In the example illustrated one end of
the series is bounded by a board, all the other walls and divisions
being made of the usual stone slabs. The metates themselves are not
usually more than 3 inches in thickness. They are so adjusted in their
setting of stones and mortar as to slope away from the operator at the
proper angle. This arrangement of the mealing stones is characteristic
of the more densely clustered communal houses of late date. In the more
primitive house the mealing stone was usually a single large piece of
cellular basalt, or similar rock, in which a broad, sloping depression
was carved, and which could be transported from place to place.

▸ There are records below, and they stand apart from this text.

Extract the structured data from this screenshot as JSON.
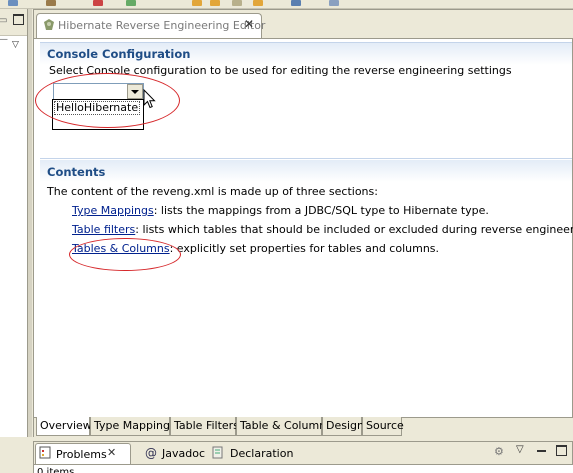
{
  "editor": {
    "title": "Hibernate Reverse Engineering Editor",
    "close_glyph": "✕"
  },
  "console": {
    "title": "Console Configuration",
    "description": "Select Console configuration to be used for editing the reverse engineering settings",
    "dropdown_options": [
      "HelloHibernate"
    ]
  },
  "contents": {
    "title": "Contents",
    "intro": "The content of the reveng.xml is made up of three sections:",
    "items": [
      {
        "link": "Type Mappings",
        "text": ": lists the mappings from a JDBC/SQL type to Hibernate type."
      },
      {
        "link": "Table filters",
        "text": ": lists which tables that should be included or excluded during reverse engineering."
      },
      {
        "link": "Tables & Columns",
        "text": ": explicitly set properties for tables and columns."
      }
    ]
  },
  "bottom_tabs": [
    "Overview",
    "Type Mappings",
    "Table Filters",
    "Table & Columns",
    "Design",
    "Source"
  ],
  "views": {
    "tabs": [
      "Problems",
      "Javadoc",
      "Declaration"
    ],
    "close_glyph": "✕",
    "status_partial": "0 items"
  },
  "colors": {
    "section_title": "#1f4d86",
    "link": "#00218e",
    "annotation": "#d6282b"
  }
}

Fig. 106
illustrates an example of this type from the vicinity of Globe, in
southern Arizona. The stationary mealing trough of the present day is
undoubtedly the successor of the earner moveable form, yet it was in use
among the pueblos at the time of the first Spanish expedition, as the
following extract from Casta?eda's account[9] of Cibola will show. He
says a special room is designed to grind the grain: "This last is apart,
and contains a furnace and three stones made fast in masonry. Three
women sit down before these stones; the first crushes the grain, the
second brays it, and the third reduces it entirely to powder." It will
be seen how exactly this description fits both the arrangement and the
use of this mill at the present time. The perfection of mechanical
devices and the refinement of methods here exhibited would seem to be in
advance of the achievement of this people in other directions.